# My first balloon tire bike



## pkh1974 (Jul 12, 2013)

I just picked this up today off craigslist.
Its rough but almost all there.
I've been looking for a pre war bike for a while now but I finally settled for post.  Maybe someday I will find a nice pre war.
I don't know what year it is yet or what model.  I am checking out some tanks on ebay.


----------



## dougfisk (Jul 12, 2013)

If it is any consolation, the differences between prewar and early postwar bikes for most manufacturers, including Schwinn, are very subtle and would be indistinguishable to 99.9 % of all people.  It is mostly a psychological distinction.


----------



## Rustafari (Jul 12, 2013)

Cool bike! I love the patina.  Might not be a lot of paint left with that much rust, but you'd be surprised at the results you can get with oxalic acid.  Take a look at the before and after in the *Colson clipper project* thread.


----------



## Tin machine (Jul 12, 2013)

*sweet find*

just the way I like them !!! cool find


----------



## Euphman06 (Jul 12, 2013)

Perhaps a B6? I don't know if they came with the feather chain guard though. Lucky find with that front hub


----------



## old hotrod (Jul 12, 2013)

is that a tapered kickstand?


----------



## Euphman06 (Jul 12, 2013)

I see you posted it elsewhere and found it was a whizzer at one point? If that is a tapered kick stand I believe those were one year old 1946.


----------



## GTs58 (Jul 12, 2013)

Euphman06 said:


> I see you posted it elsewhere and found it was a whizzer at one point? If that is a tapered kick stand I believe those were one year old 1946.




It does look like the rear fender is cut out a little. Can't tell from the one pic but I'm thinking more would have been cut out if it was a Wizzer.


----------



## rustyspoke66 (Jul 12, 2013)

I would agree with the built as a Whizzer. Not only does it have the cut out on the fender but it has the heavy service wheels. That would also explain why the tank is missing. Looks like you need to buy a Whizzer kit.


----------



## old hotrod (Jul 12, 2013)

Euphman06 said:


> I see you posted it elsewhere and found it was a whizzer at one point? If that is a tapered kick stand I believe those were one year old 1946.

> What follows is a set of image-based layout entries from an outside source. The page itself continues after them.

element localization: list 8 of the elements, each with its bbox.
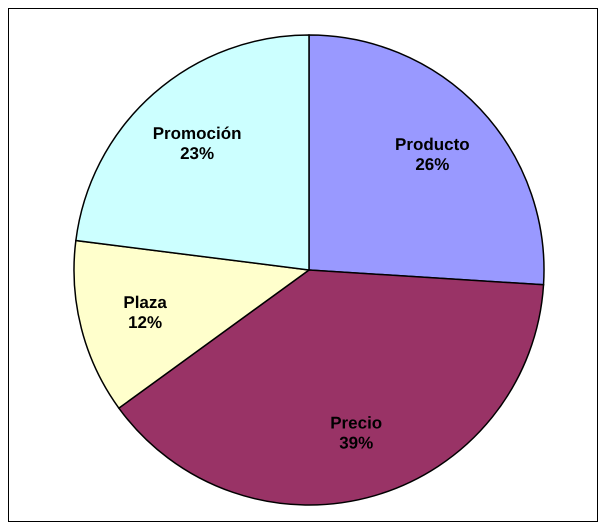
data-label: 39%: [339, 433, 374, 452]
data-label: 26%: [415, 155, 450, 174]
data-label: 12%: [128, 313, 162, 332]
slice-label: Producto: [395, 135, 470, 154]
data-label: 23%: [180, 144, 214, 164]
slice-label: Plaza: [123, 293, 168, 312]
slice-label: Precio: [330, 413, 382, 432]
slice-label: Promoción: [152, 124, 242, 144]
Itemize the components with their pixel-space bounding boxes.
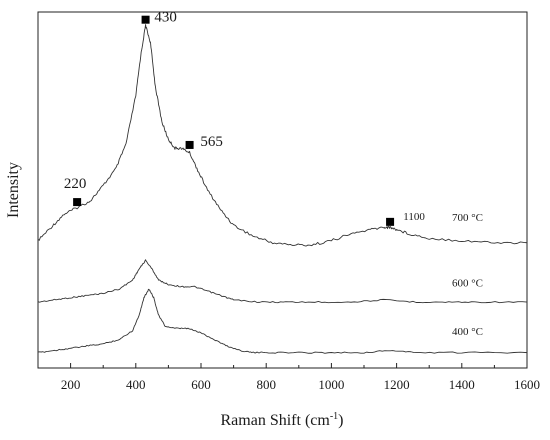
series-line-700c bbox=[37, 24, 528, 247]
series-line-600c bbox=[37, 259, 528, 304]
x-tick-label: 400 bbox=[126, 377, 146, 392]
series-label-400c: 400 °C bbox=[452, 326, 483, 338]
x-tick-label: 800 bbox=[256, 377, 276, 392]
x-tick-label: 1200 bbox=[384, 377, 410, 392]
peak-label-565: 565 bbox=[200, 134, 223, 150]
x-tick-label: 1600 bbox=[514, 377, 540, 392]
series-label-600c: 600 °C bbox=[452, 278, 483, 290]
series-traces bbox=[37, 24, 528, 354]
series-line-400c bbox=[37, 288, 528, 354]
peak-label-1100: 1100 bbox=[403, 211, 425, 223]
x-tick-label: 600 bbox=[191, 377, 211, 392]
peak-markers: 220 430 565 1100 bbox=[64, 10, 425, 226]
peak-label-430: 430 bbox=[154, 10, 177, 26]
y-axis-title: Intensity bbox=[5, 162, 22, 218]
peak-label-220: 220 bbox=[64, 176, 87, 192]
x-tick-label: 1000 bbox=[318, 377, 344, 392]
peak-marker-220 bbox=[73, 198, 82, 207]
x-tick-label: 200 bbox=[61, 377, 81, 392]
x-axis-ticks: 200 400 600 800 1000 1200 1400 1600 bbox=[37, 363, 540, 392]
x-axis-title: Raman Shift (cm-1) bbox=[221, 411, 344, 429]
plot-frame bbox=[37, 11, 528, 369]
x-tick-label: 1400 bbox=[449, 377, 475, 392]
series-label-700c: 700 °C bbox=[452, 212, 483, 224]
peak-marker-1100 bbox=[386, 217, 395, 226]
peak-marker-430 bbox=[141, 15, 150, 24]
series-labels: 700 °C 600 °C 400 °C bbox=[452, 212, 483, 338]
peak-marker-565 bbox=[185, 140, 194, 149]
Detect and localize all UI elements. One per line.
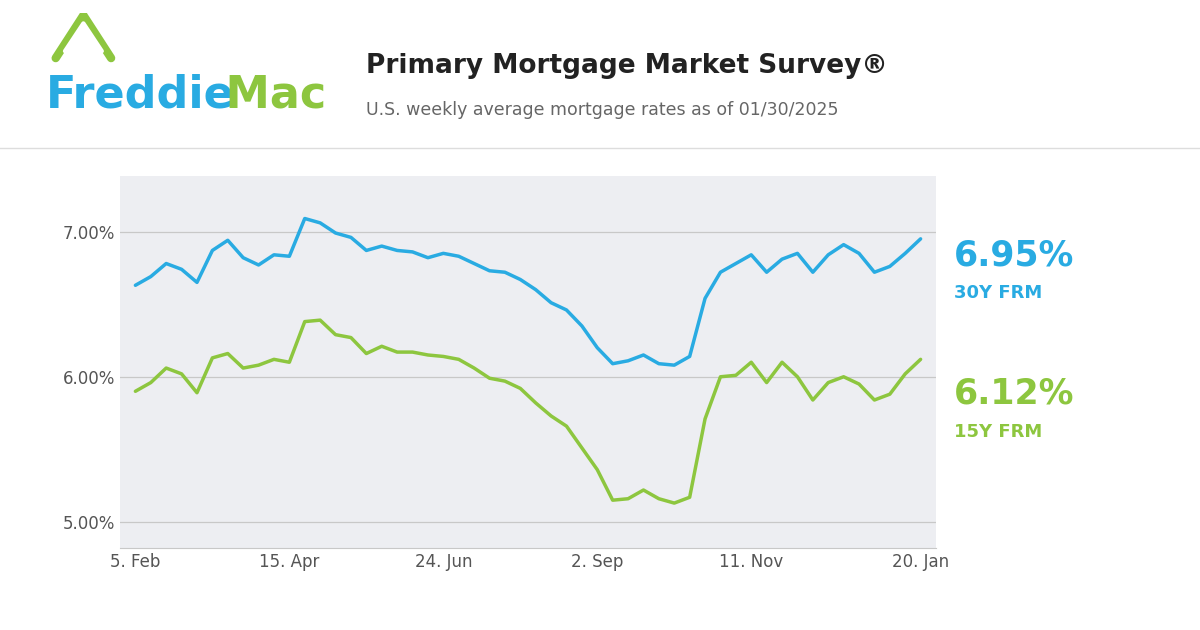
Text: Freddie: Freddie: [46, 73, 234, 116]
Text: 30Y FRM: 30Y FRM: [954, 284, 1043, 302]
Text: 6.95%: 6.95%: [954, 238, 1074, 272]
Text: Primary Mortgage Market Survey®: Primary Mortgage Market Survey®: [366, 53, 888, 79]
Text: U.S. weekly average mortgage rates as of 01/30/2025: U.S. weekly average mortgage rates as of…: [366, 101, 839, 119]
Text: 6.12%: 6.12%: [954, 377, 1074, 411]
Text: 15Y FRM: 15Y FRM: [954, 423, 1043, 440]
Text: Mac: Mac: [210, 73, 326, 116]
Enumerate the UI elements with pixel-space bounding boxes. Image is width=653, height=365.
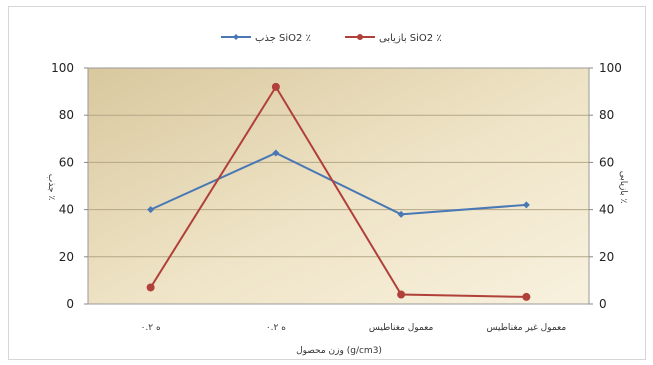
legend-item-absorption: جذب SiO2 ٪: [221, 33, 311, 44]
series-lines: [146, 82, 531, 301]
right-tick-label: 100: [599, 61, 622, 75]
right-tick-label: 0: [599, 297, 607, 311]
absorption-data-point: [397, 210, 405, 218]
category-label: معمول غیر مغناطیس: [487, 323, 567, 333]
category-label: معمول مغناطیس: [369, 323, 434, 333]
legend-label-recovery: بازیابی SiO2 ٪: [379, 33, 442, 44]
legend-item-recovery: بازیابی SiO2 ٪: [345, 33, 442, 44]
x-axis-title: وزن محصول (g/cm3): [296, 346, 382, 356]
category-label: ۰.۲ ه: [266, 323, 286, 333]
legend: جذب SiO2 ٪ بازیابی SiO2 ٪: [221, 33, 442, 44]
category-label: ۰.۲ ه: [141, 323, 161, 333]
recovery-data-point: [146, 283, 155, 292]
recovery-data-point: [271, 82, 280, 91]
category-labels: ۰.۲ ه ۰.۲ ه معمول مغناطیس معمول غیر مغناطیس: [141, 323, 567, 333]
grid-lines: [88, 114, 589, 258]
y2-axis-title: بازیابی ٪: [618, 171, 628, 204]
left-tick-label: 60: [59, 155, 74, 169]
right-tick-label: 20: [599, 250, 614, 264]
recovery-series-line: [149, 84, 527, 298]
right-tick-label: 40: [599, 203, 614, 217]
absorption-data-point: [272, 149, 280, 157]
y-axis-title: جذب ٪: [46, 174, 56, 201]
absorption-data-point: [147, 206, 155, 214]
chart-frame: 0 20 40 60 80 100 0 20 40 60 80 100 ۰.۲ ه ۰.۲ ه معمو…: [8, 6, 646, 360]
left-tick-label: 40: [59, 203, 74, 217]
left-tick-label: 100: [51, 61, 74, 75]
recovery-data-point: [397, 290, 406, 299]
legend-label-absorption: جذب SiO2 ٪: [255, 33, 311, 44]
left-tick-label: 0: [66, 297, 74, 311]
right-tick-label: 60: [599, 155, 614, 169]
left-axis-ticks: 0 20 40 60 80 100: [51, 61, 88, 311]
recovery-data-point: [522, 292, 531, 301]
legend-marker-absorption: [233, 34, 239, 40]
line-chart: 0 20 40 60 80 100 0 20 40 60 80 100 ۰.۲ ه ۰.۲ ه معمو…: [46, 33, 628, 356]
left-tick-label: 20: [59, 250, 74, 264]
absorption-series-line: [150, 151, 527, 216]
right-tick-label: 80: [599, 108, 614, 122]
plot-area: [87, 67, 590, 305]
absorption-data-point: [522, 201, 530, 209]
left-tick-label: 80: [59, 108, 74, 122]
legend-marker-recovery: [357, 34, 363, 40]
right-axis-ticks: 0 20 40 60 80 100: [589, 61, 622, 311]
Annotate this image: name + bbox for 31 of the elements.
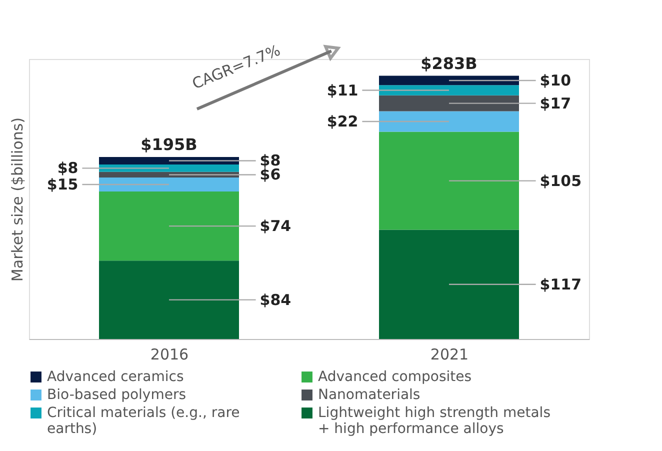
data-label: $84 [260, 290, 292, 309]
data-label: $10 [540, 71, 572, 90]
x-tick-label: 2016 [150, 346, 189, 364]
bar [379, 95, 519, 112]
bar [99, 178, 239, 192]
data-label: $22 [326, 112, 358, 131]
bar [379, 132, 519, 230]
x-tick-label: 2021 [430, 346, 469, 364]
data-label: $17 [540, 94, 572, 112]
legend-label: Advanced composites [318, 369, 472, 385]
bar [379, 76, 519, 86]
bar [99, 157, 239, 164]
total-label: $283B [420, 54, 478, 73]
legend-label: Advanced ceramics [47, 369, 184, 385]
bar [99, 260, 239, 339]
bar [379, 230, 519, 339]
total-label: $195B [140, 135, 198, 154]
data-label: $8 [57, 159, 78, 178]
legend-label: Critical materials (e.g., rare earths) [47, 405, 240, 437]
legend-label: Lightweight high strength metals + high performance alloys [318, 405, 550, 437]
legend-label: Nanomaterials [318, 387, 420, 403]
bar [379, 85, 519, 96]
y-axis-title: Market size ($billions) [8, 117, 26, 282]
data-label: $117 [540, 275, 582, 294]
bar [379, 111, 519, 132]
bar [99, 192, 239, 261]
data-label: $105 [540, 172, 582, 190]
data-label: $15 [46, 176, 78, 194]
data-label: $74 [260, 217, 292, 236]
data-label: $11 [326, 81, 358, 100]
legend-label: Bio-based polymers [47, 387, 186, 403]
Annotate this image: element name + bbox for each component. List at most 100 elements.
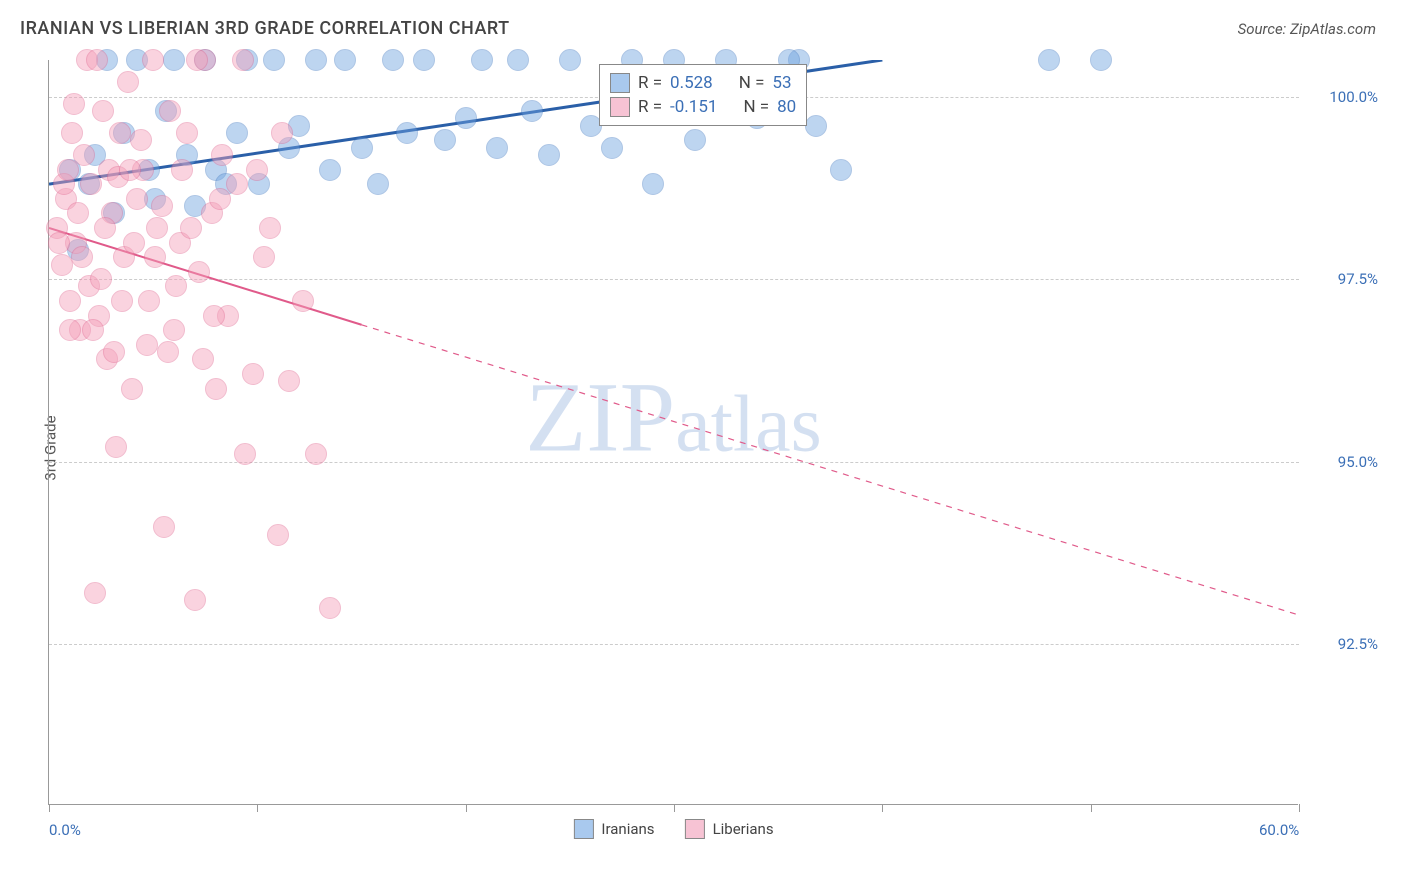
scatter-point bbox=[48, 232, 70, 254]
scatter-point bbox=[521, 100, 543, 122]
r-value: 0.528 bbox=[670, 73, 713, 93]
n-value: 53 bbox=[772, 73, 791, 93]
scatter-point bbox=[159, 100, 181, 122]
scatter-point bbox=[67, 202, 89, 224]
scatter-point bbox=[180, 217, 202, 239]
stats-row: R = -0.151 N = 80 bbox=[610, 95, 796, 119]
chart-container: 3rd Grade ZIPatlas 92.5%95.0%97.5%100.0%… bbox=[48, 60, 1378, 835]
stats-box: R =0.528N =53R =-0.151N =80 bbox=[599, 64, 807, 126]
scatter-point bbox=[80, 173, 102, 195]
chart-title: IRANIAN VS LIBERIAN 3RD GRADE CORRELATIO… bbox=[20, 18, 510, 39]
scatter-point bbox=[109, 122, 131, 144]
chart-source: Source: ZipAtlas.com bbox=[1238, 20, 1376, 38]
scatter-point bbox=[278, 370, 300, 392]
y-tick-label: 100.0% bbox=[1329, 88, 1378, 106]
x-tick bbox=[882, 804, 883, 812]
watermark: ZIPatlas bbox=[525, 360, 822, 475]
scatter-point bbox=[226, 122, 248, 144]
legend-swatch bbox=[685, 819, 705, 839]
n-label: N = bbox=[739, 73, 765, 93]
scatter-point bbox=[413, 49, 435, 71]
bottom-legend: Iranians Liberians bbox=[573, 819, 773, 839]
scatter-point bbox=[126, 188, 148, 210]
scatter-point bbox=[1090, 49, 1112, 71]
scatter-point bbox=[105, 436, 127, 458]
x-tick bbox=[674, 804, 675, 812]
scatter-point bbox=[192, 348, 214, 370]
scatter-point bbox=[188, 261, 210, 283]
scatter-point bbox=[367, 173, 389, 195]
scatter-point bbox=[146, 217, 168, 239]
scatter-point bbox=[163, 319, 185, 341]
scatter-point bbox=[186, 49, 208, 71]
scatter-point bbox=[507, 49, 529, 71]
r-value: -0.151 bbox=[670, 97, 717, 117]
scatter-point bbox=[157, 341, 179, 363]
n-label: N = bbox=[743, 97, 769, 117]
r-label: R = bbox=[638, 73, 662, 93]
scatter-point bbox=[434, 129, 456, 151]
x-tick bbox=[1091, 804, 1092, 812]
x-tick bbox=[1299, 804, 1300, 812]
scatter-point bbox=[90, 268, 112, 290]
scatter-point bbox=[205, 378, 227, 400]
x-tick bbox=[257, 804, 258, 812]
scatter-point bbox=[165, 275, 187, 297]
x-tick-label: 60.0% bbox=[1259, 821, 1299, 839]
legend-item: Liberians bbox=[685, 819, 774, 839]
scatter-point bbox=[71, 246, 93, 268]
y-tick-label: 92.5% bbox=[1338, 635, 1378, 653]
scatter-point bbox=[203, 305, 225, 327]
scatter-point bbox=[292, 290, 314, 312]
scatter-point bbox=[684, 129, 706, 151]
scatter-point bbox=[121, 378, 143, 400]
legend-label: Liberians bbox=[713, 820, 774, 838]
scatter-point bbox=[119, 159, 141, 181]
scatter-point bbox=[642, 173, 664, 195]
x-tick bbox=[49, 804, 50, 812]
scatter-point bbox=[136, 334, 158, 356]
scatter-point bbox=[176, 122, 198, 144]
legend-swatch bbox=[610, 97, 630, 117]
gridline bbox=[49, 644, 1299, 645]
scatter-point bbox=[601, 137, 623, 159]
scatter-point bbox=[123, 232, 145, 254]
scatter-point bbox=[805, 115, 827, 137]
x-tick bbox=[466, 804, 467, 812]
scatter-point bbox=[171, 159, 193, 181]
scatter-point bbox=[142, 49, 164, 71]
y-tick-label: 95.0% bbox=[1338, 453, 1378, 471]
scatter-point bbox=[117, 71, 139, 93]
scatter-point bbox=[259, 217, 281, 239]
n-value: 80 bbox=[777, 97, 796, 117]
scatter-point bbox=[319, 159, 341, 181]
scatter-point bbox=[63, 93, 85, 115]
scatter-point bbox=[153, 516, 175, 538]
scatter-point bbox=[163, 49, 185, 71]
scatter-point bbox=[138, 290, 160, 312]
y-tick-label: 97.5% bbox=[1338, 270, 1378, 288]
scatter-point bbox=[559, 49, 581, 71]
scatter-point bbox=[253, 246, 275, 268]
scatter-point bbox=[382, 49, 404, 71]
legend-swatch bbox=[610, 73, 630, 93]
scatter-point bbox=[242, 363, 264, 385]
legend-item: Iranians bbox=[573, 819, 654, 839]
scatter-point bbox=[84, 582, 106, 604]
scatter-point bbox=[319, 597, 341, 619]
gridline bbox=[49, 279, 1299, 280]
scatter-point bbox=[184, 589, 206, 611]
scatter-point bbox=[232, 49, 254, 71]
scatter-point bbox=[538, 144, 560, 166]
scatter-point bbox=[151, 195, 173, 217]
scatter-point bbox=[246, 159, 268, 181]
scatter-point bbox=[103, 341, 125, 363]
scatter-point bbox=[61, 122, 83, 144]
scatter-point bbox=[234, 443, 256, 465]
scatter-point bbox=[305, 49, 327, 71]
legend-swatch bbox=[573, 819, 593, 839]
scatter-point bbox=[209, 188, 231, 210]
r-label: R = bbox=[638, 97, 662, 117]
scatter-point bbox=[211, 144, 233, 166]
scatter-point bbox=[86, 49, 108, 71]
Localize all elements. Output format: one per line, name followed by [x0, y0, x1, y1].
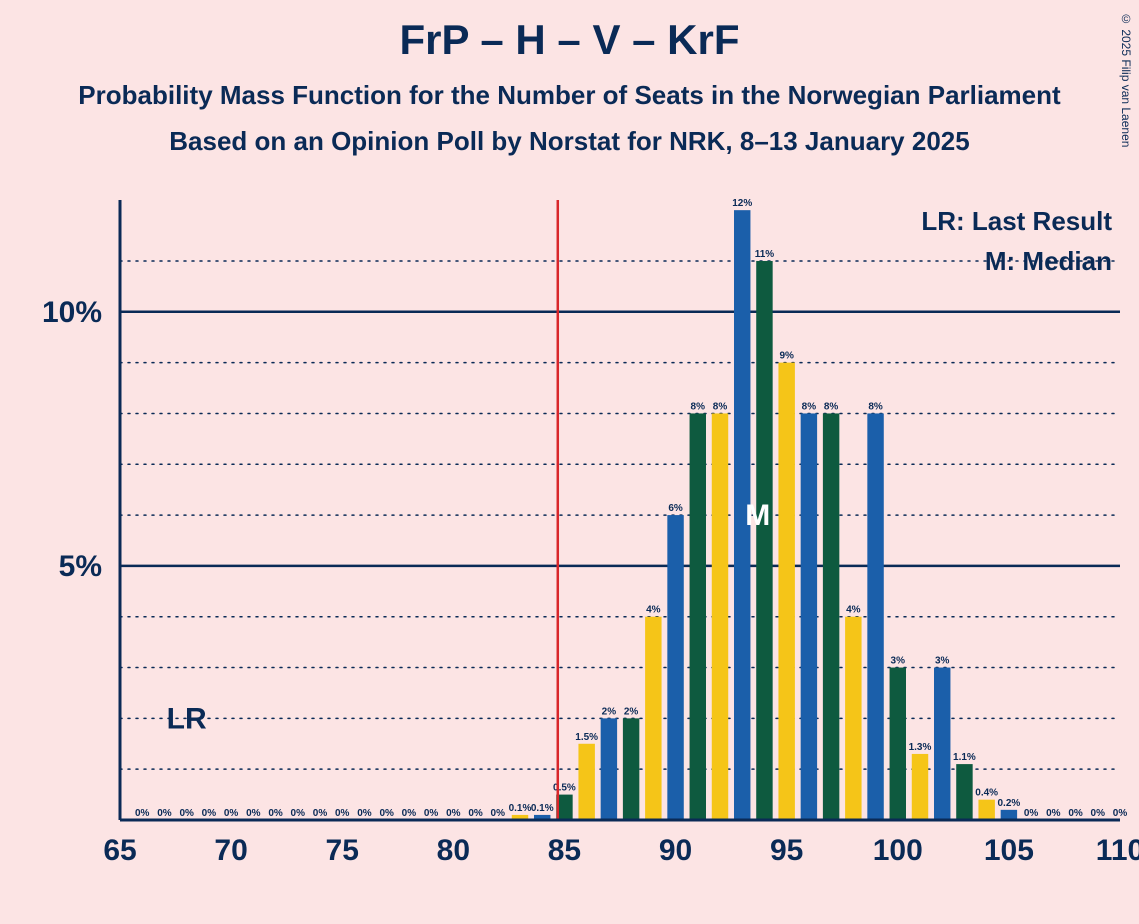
label-lr: LR — [167, 703, 207, 736]
bar-value-label: 0% — [357, 808, 372, 819]
bar-value-label: 2% — [624, 706, 639, 717]
chart-subtitle-2: Based on an Opinion Poll by Norstat for … — [169, 126, 969, 156]
bar-value-label: 0% — [313, 808, 328, 819]
x-tick-label: 95 — [770, 834, 803, 867]
bar — [667, 515, 683, 820]
bar-value-label: 8% — [868, 401, 883, 412]
bar-value-label: 1.3% — [909, 742, 932, 753]
bar-value-label: 0% — [246, 808, 261, 819]
bar-value-label: 0.4% — [975, 788, 998, 799]
bar-value-label: 0% — [1113, 808, 1128, 819]
bar-value-label: 0.2% — [997, 798, 1020, 809]
x-tick-label: 80 — [437, 834, 470, 867]
bar-value-label: 0% — [446, 808, 461, 819]
bar — [890, 668, 906, 820]
copyright-text: © 2025 Filip van Laenen — [1119, 12, 1133, 147]
bar-value-label: 4% — [846, 605, 861, 616]
x-tick-label: 65 — [103, 834, 136, 867]
bar-value-label: 0% — [1068, 808, 1083, 819]
bar — [867, 413, 883, 820]
bar — [1001, 810, 1017, 820]
bar-value-label: 2% — [602, 706, 617, 717]
bar-value-label: 0% — [1046, 808, 1061, 819]
bar — [778, 363, 794, 820]
x-tick-label: 90 — [659, 834, 692, 867]
bar-value-label: 3% — [935, 656, 950, 667]
bar — [845, 617, 861, 820]
bar-value-label: 1.1% — [953, 752, 976, 763]
bar-value-label: 0% — [157, 808, 172, 819]
legend-m: M: Median — [985, 246, 1112, 276]
x-tick-label: 110 — [1096, 834, 1139, 867]
bar — [645, 617, 661, 820]
bar — [578, 744, 594, 820]
bar-value-label: 0% — [1091, 808, 1106, 819]
bar-value-label: 8% — [802, 401, 817, 412]
bar-value-label: 4% — [646, 605, 661, 616]
bar-value-label: 0% — [402, 808, 417, 819]
bar — [690, 413, 706, 820]
bar-value-label: 8% — [713, 401, 728, 412]
y-tick-label: 10% — [42, 296, 102, 329]
label-m: M — [745, 499, 770, 532]
x-tick-label: 70 — [214, 834, 247, 867]
chart-subtitle-1: Probability Mass Function for the Number… — [78, 80, 1061, 110]
bar — [601, 718, 617, 820]
bar — [978, 800, 994, 820]
bar-value-label: 0% — [491, 808, 506, 819]
bar-value-label: 9% — [779, 351, 794, 362]
bar — [623, 718, 639, 820]
bar-value-label: 0% — [1024, 808, 1039, 819]
bar-value-label: 0% — [179, 808, 194, 819]
bar-value-label: 0% — [468, 808, 483, 819]
bar-value-label: 3% — [891, 656, 906, 667]
x-tick-label: 85 — [548, 834, 581, 867]
bar-value-label: 0.1% — [509, 803, 532, 814]
bar — [912, 754, 928, 820]
bar — [934, 668, 950, 820]
bar — [823, 413, 839, 820]
bar — [956, 764, 972, 820]
y-tick-label: 5% — [59, 550, 102, 583]
bar — [712, 413, 728, 820]
bar-value-label: 0% — [424, 808, 439, 819]
bar-value-label: 0% — [135, 808, 150, 819]
bar-value-label: 0.5% — [553, 783, 576, 794]
bar — [756, 261, 772, 820]
bar-value-label: 8% — [691, 401, 706, 412]
x-tick-label: 105 — [984, 834, 1034, 867]
bar-value-label: 0% — [224, 808, 239, 819]
legend-lr: LR: Last Result — [921, 206, 1112, 236]
chart-title: FrP – H – V – KrF — [399, 16, 739, 63]
x-tick-label: 100 — [873, 834, 923, 867]
bar-value-label: 0% — [268, 808, 283, 819]
bar-value-label: 11% — [755, 249, 775, 260]
bar-value-label: 0% — [291, 808, 306, 819]
bar-value-label: 1.5% — [575, 732, 598, 743]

Not necessarilly a 46 only...several people have reportedly spotted them on 47s too


----------



## pkh1974 (Jul 13, 2013)

It is a whizzer bike. The kick stand is tapered. Hopefully I can get the crank pulled sometime soon to see what year it is. I will take a closer look at the serial number also.


----------



## THEGOLDENGREEK (Jul 13, 2013)

clean it up an throw new tubes and tires on and rides... very nice patina @ RUSTY GOLD!!!


----------



## Boris (Jul 13, 2013)

There's a lot that I don't know about Whizzers, so I was wondering if there were any possibility that this could be a factory WZ Whizzer? If so, that would be a factory notch in the fender and a factory dimple in the chainstay. Is the brake arm bracket welded to the frame? Would you mind posting the serial number?


----------



## pkh1974 (Jul 14, 2013)

Serial number is B99264. 
There is nothing welded on the frame by the brake arm but the frame has extra metal by the seat post tube. 
I read on another site that the brake arms weren't welded on the earlier whizzer bikes but I don't know if this is considered an early whizzer or not. 
I am looking at some white wall balloon tires on eBay now.
I rode it some last night. I think the rear hub needs a good cleaning and re lube. 
When you brake then try to return pedaling the crank spins freely as if it isn't engaging properly. It doesn't always do this though.


----------



## pkh1974 (Jul 18, 2013)

I got some work done in this bike tonight.
I installed the new white wall tires, rebuilt the rear hub and replaced the bottom bracket.
It looks so much better now and rides a lot better too.


----------



## Rustafari (Jul 18, 2013)

Sahweet! Nice bike!


----------



## pkh1974 (Jul 23, 2013)

Anybody have a matching tank for this?  I don't want to spend a lot. 
Let me know what you have. 
Pat


----------



## SJ_BIKER (Nov 16, 2013)

*i picked up a whizzer 46 today*

i picked up a schwinn planes and trains 1946 whizzer notched frame with the serial number under the crank B**** ill get the exact number tommorow. rear fender was swapped for a cheap one....it sports thick spokes wheels and forewheel drum brake where spraypainted silver


----------



## stingrayjoe (Nov 17, 2013)

*Deluxe Whizzer tank*



pkh1974 said:


> Anybody have a matching tank for this?  I don't want to spend a lot.
> Let me know what you have.
> Pat




Check your PM inbox


----------